Cross County Shopping Center marks a milestone

It was 1954 and America was not yet “at the mall.”

 

In Nashville, Elvis Presley recorded his first songs early that year.

 

The Hudson Motor Car Co. merged with Nash-Kelvinator Corp. to form the American Motors Corp., at the time the largest corporate merger in U.S. history.

 

A promising power hitter named Hank Aaron made his Major League debut with the Milwaukee Braves.

 

RCA manufactured the first color TV set. It came with a 12 ½-inch screen and a $1,000 price tag.

 

In March that year, the first shopping mall opened in Southfield, Mich.

 

In Yonkers, developer Sol Atlas had a similar vision for postwar American shoppers. On April 28, 1954, Atlas, with financial backing from Scarsdale businessman Leonard Marx Sr., opened the Cross County Shopping Center. The first large-scale open-air shopping center in Westchester and first mall-type venue in New York, Atlas’s $30 million development was considered one of the most ambitious commercial projects of its kind in the nation.

 

Cross County opened with about 30 retail stores and one restaurant, Horn & Hardart, which seated 500 diners. It soon expanded to include more than a dozen buildings and nearly 100 stores anchored by Gimbels and Wanamaker’s.

Sixty years later, Cross County’s current owner, Brooks Shopping Center L.L.C., and its management company, Macerich, are celebrating the anniversary of its opening with a series of events that began with a VIP kick-off celebration April 28. Summerfest at Cross County this year will include a daylong “60 years of Summers” event July 12.

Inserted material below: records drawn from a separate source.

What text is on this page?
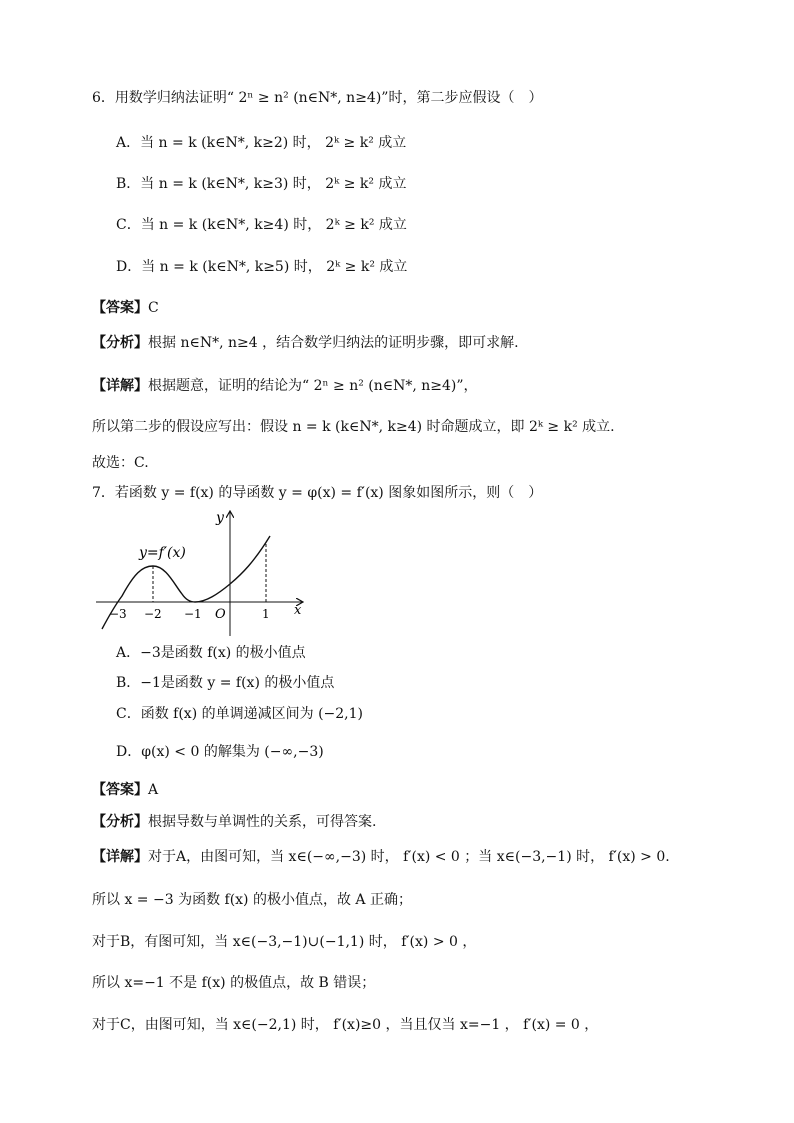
6．用数学归纳法证明“ 2ⁿ ≥ n² (n∈N*, n≥4)”时，第二步应假设（　）
A．当 n = k (k∈N*, k≥2) 时， 2ᵏ ≥ k² 成立
B．当 n = k (k∈N*, k≥3) 时， 2ᵏ ≥ k² 成立
C．当 n = k (k∈N*, k≥4) 时， 2ᵏ ≥ k² 成立
D．当 n = k (k∈N*, k≥5) 时， 2ᵏ ≥ k² 成立
【答案】C
【分析】根据 n∈N*, n≥4 ，结合数学归纳法的证明步骤，即可求解.
【详解】根据题意，证明的结论为“ 2ⁿ ≥ n² (n∈N*, n≥4)”，
所以第二步的假设应写出：假设 n = k (k∈N*, k≥4) 时命题成立，即 2ᵏ ≥ k² 成立.
故选：C.
7．若函数 y = f(x) 的导函数 y = φ(x) = f′(x) 图象如图所示，则（　）
y=f′(x)
y
x
O
−3 −2 −1	1
A．−3是函数 f(x) 的极小值点
B．−1是函数 y = f(x) 的极小值点
C．函数 f(x) 的单调递减区间为 (−2,1)
D．φ(x) < 0 的解集为 (−∞,−3)
【答案】A
【分析】根据导数与单调性的关系，可得答案.
【详解】对于A，由图可知，当 x∈(−∞,−3) 时， f′(x) < 0 ；当 x∈(−3,−1) 时， f′(x) > 0.
所以 x = −3 为函数 f(x) 的极小值点，故 A 正确；
对于B，有图可知，当 x∈(−3,−1)∪(−1,1) 时， f′(x) > 0 ，
所以 x=−1 不是 f(x) 的极值点，故 B 错误；
对于C，由图可知，当 x∈(−2,1) 时， f′(x)≥0 ，当且仅当 x=−1 ， f′(x) = 0 ，
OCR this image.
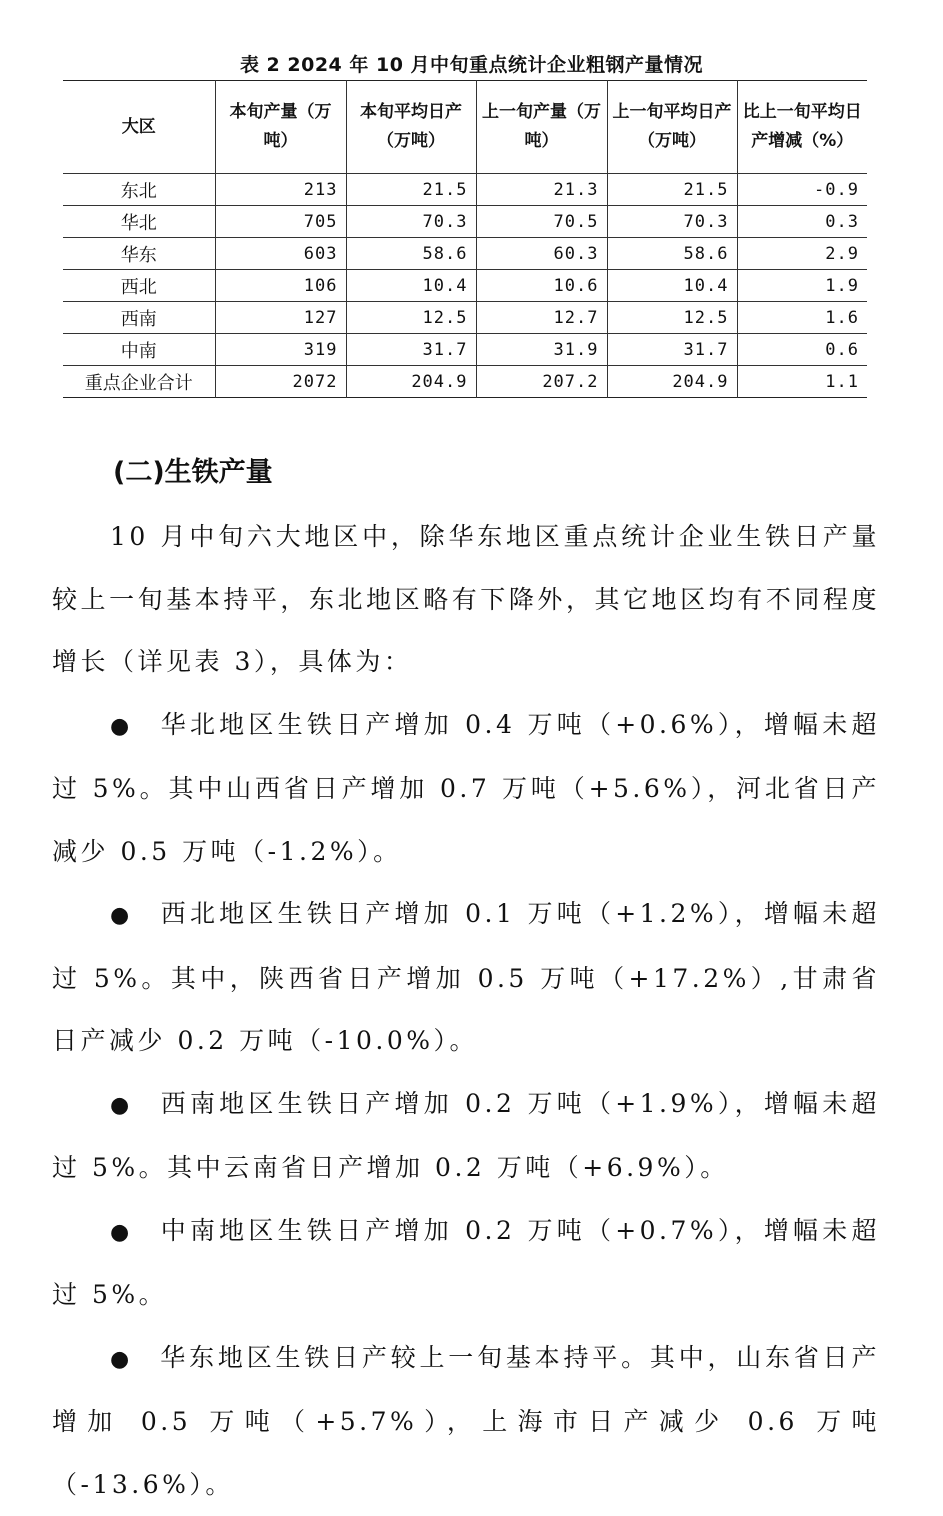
表 2 2024 年 10 月中旬重点统计企业粗钢产量情况
大区	本旬产量（万吨）	本旬平均日产（万吨）	上一旬产量（万吨）	上一旬平均日产（万吨）	比上一旬平均日产增减（%）
东北	213	21.5	21.3	21.5	-0.9
华北	705	70.3	70.5	70.3	0.3
华东	603	58.6	60.3	58.6	2.9
西北	106	10.4	10.6	10.4	1.9
西南	127	12.5	12.7	12.5	1.6
中南	319	31.7	31.9	31.7	0.6
重点企业合计	2072	204.9	207.2	204.9	1.1
(二)生铁产量

10 月中旬六大地区中，除华东地区重点统计企业生铁日产量较上一旬基本持平，东北地区略有下降外，其它地区均有不同程度增长（详见表 3），具体为：

● 华北地区生铁日产增加 0.4 万吨（+0.6%），增幅未超过 5%。其中山西省日产增加 0.7 万吨（+5.6%），河北省日产减少 0.5 万吨（-1.2%）。

● 西北地区生铁日产增加 0.1 万吨（+1.2%），增幅未超过 5%。其中，陕西省日产增加 0.5 万吨（+17.2%）,甘肃省日产减少 0.2 万吨（-10.0%）。

● 西南地区生铁日产增加 0.2 万吨（+1.9%），增幅未超过 5%。其中云南省日产增加 0.2 万吨（+6.9%）。

● 中南地区生铁日产增加 0.2 万吨（+0.7%），增幅未超过 5%。

● 华东地区生铁日产较上一旬基本持平。其中，山东省日产增加 0.5 万吨（+5.7%），上海市日产减少 0.6 万吨（-13.6%）。
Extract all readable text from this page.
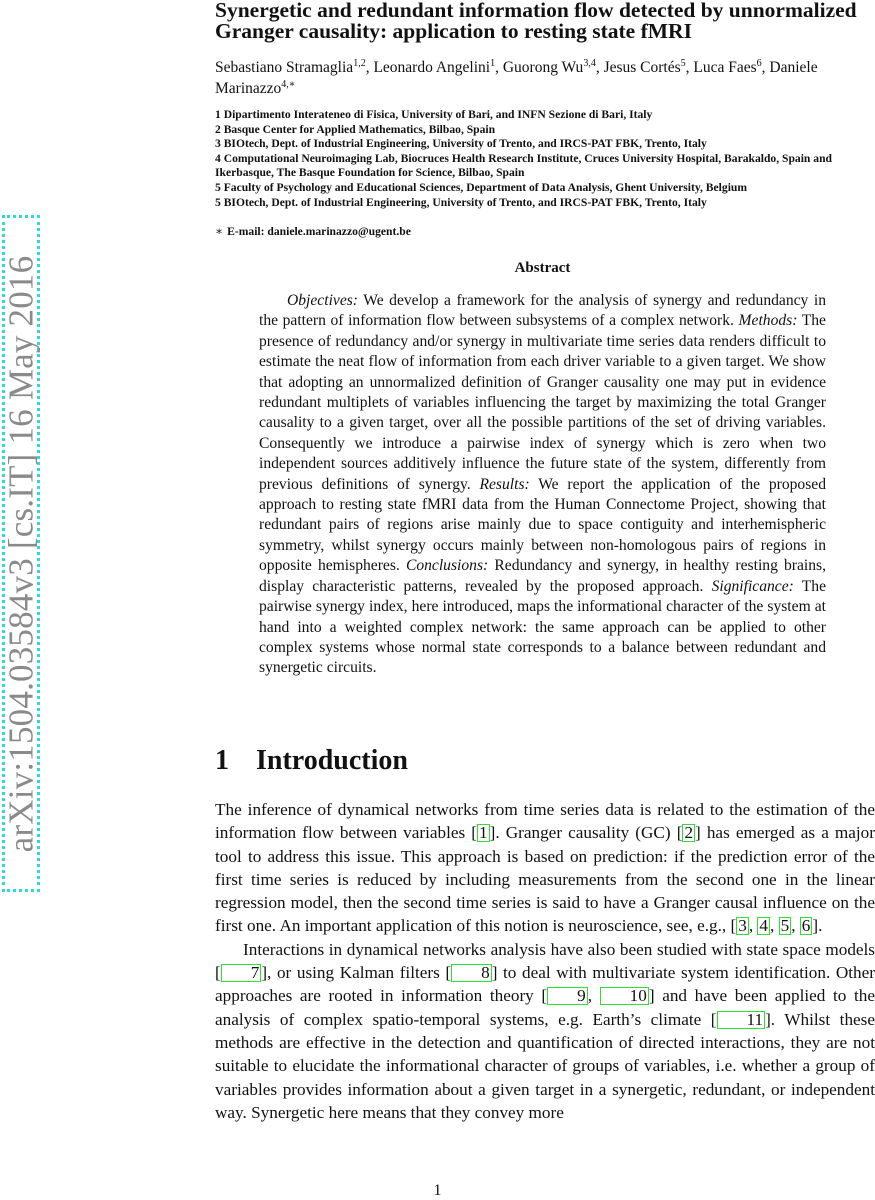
arXiv:1504.03584v3 [cs.IT] 16 May 2016
Synergetic and redundant information flow detected by unnormalized Granger causality: application to resting state fMRI
Sebastiano Stramaglia$^{1,2}$, Leonardo Angelini$^1$, Guorong Wu$^{3,4}$, Jesus Cortés$^5$, Luca Faes$^6$, Daniele Marinazzo$^{4,∗}$
1 Dipartimento Interateneo di Fisica, University of Bari, and INFN Sezione di Bari, Italy
2 Basque Center for Applied Mathematics, Bilbao, Spain
3 BIOtech, Dept. of Industrial Engineering, University of Trento, and IRCS-PAT FBK, Trento, Italy
4 Computational Neuroimaging Lab, Biocruces Health Research Institute, Cruces University Hospital, Barakaldo, Spain and Ikerbasque, The Basque Foundation for Science, Bilbao, Spain
5 Faculty of Psychology and Educational Sciences, Department of Data Analysis, Ghent University, Belgium
5 BIOtech, Dept. of Industrial Engineering, University of Trento, and IRCS-PAT FBK, Trento, Italy
∗ E-mail: daniele.marinazzo@ugent.be
Abstract

Objectives: We develop a framework for the analysis of synergy and redundancy in the pattern of information flow between subsystems of a complex network. Methods: The presence of redundancy and/or synergy in multivariate time series data renders difficult to estimate the neat flow of information from each driver variable to a given target. We show that adopting an unnormalized definition of Granger causality one may put in evidence redundant multiplets of variables influencing the target by maximizing the total Granger causality to a given target, over all the possible partitions of the set of driving variables. Consequently we introduce a pairwise index of synergy which is zero when two independent sources additively influence the future state of the system, differently from previous definitions of synergy. Results: We report the application of the proposed approach to resting state fMRI data from the Human Connectome Project, showing that redundant pairs of regions arise mainly due to space contiguity and interhemispheric symmetry, whilst synergy occurs mainly between non-homologous pairs of regions in opposite hemispheres. Conclusions: Redundancy and synergy, in healthy resting brains, display characteristic patterns, revealed by the proposed approach. Significance: The pairwise synergy index, here introduced, maps the informational character of the system at hand into a weighted complex network: the same approach can be applied to other complex systems whose normal state corresponds to a balance between redundant and synergetic circuits.

1 Introduction

The inference of dynamical networks from time series data is related to the estimation of the information flow between variables [ 1 ]. Granger causality (GC) [ 2 ] has emerged as a major tool to address this issue. This approach is based on prediction: if the prediction error of the first time series is reduced by including measurements from the second one in the linear regression model, then the second time series is said to have a Granger causal influence on the first one. An important application of this notion is neuroscience, see, e.g., [ 3 , 4 , 5 , 6 ].

Interactions in dynamical networks analysis have also been studied with state space models [ 7 ], or using Kalman filters [ 8 ] to deal with multivariate system identification. Other approaches are rooted in information theory [ 9 , 10 ] and have been applied to the analysis of complex spatio-temporal systems, e.g. Earth’s climate [ 11 ]. Whilst these methods are effective in the detection and quantification of directed interactions, they are not suitable to elucidate the informational character of groups of variables, i.e. whether a group of variables provides information about a given target in a synergetic, redundant, or independent way. Synergetic here means that they convey more

1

Marx, the pioneering developer’s initial financial backer, in 1977 acquired the approximately 70-acre property with Charles Benenson on behalf of a strategic partnership between Merchants’ National Properties Inc. and Benenson Capital Partners L.L.C. The two New York City-based real estate investment, development and management companies formed Brooks Shopping Centers.

 

The enduring shopping center was rejuvenated in recent years by a $250 million renovation and expansion project completed in 2011. Two of its tenants since the late 1950s, Suzette’s Lingerie and Sterling Optical, are among its current mix of 70 national and international retailers. Its 50s-era department store anchors have been succeeded by Macy’s, Sears, Super Stop & Shop and Multiplex Cinemas.

 

Construction began this year at Cross County on Hyatt Place Yonkers, a 155-room hotel in an eight-story tower at the center of the shopping center that was formerly used as a hospital and office building. The approximately $25 million development of Manhattan-based Friend Development Group L.L.C. and Lodge Works Partners L.P. of Wichita, Kansas, is expected to be completed in 2015.

 

“Throughout the last six decades Cross County has enjoyed a steady growth in its business and an increase in daily shoppers,” James Stifel, executive vice president for Brooks Shopping Centers and chief investment officer for Benenson Capital Partners, said in a prepared statement. “The success of Cross County is a testimony to its strategic location and the vision of its founders.”

Building by the numbers

Construction of the Cross County Shopping Center in Yonkers began in 1952 and was completed in 1954. Here is what went into the development, according to its current management:

 

 

• 38,000 cubic yards of concrete, enough for a 15-mile-long highway.

• 1 million cubic yards of fill.

• 50,000 cubic yards of rock excavated.

• 75 miles of wood and steel pilings.

• 12 miles of pipes.

• 5.3 million bricks.

• Blueprints weighed 30 tons.

• 2,000 tons of reinforcing steel.

• 5,300 tons of structural steel.

• 30,000 trees and shrubs planted for landscape.

• More than 2 million man hours of labor.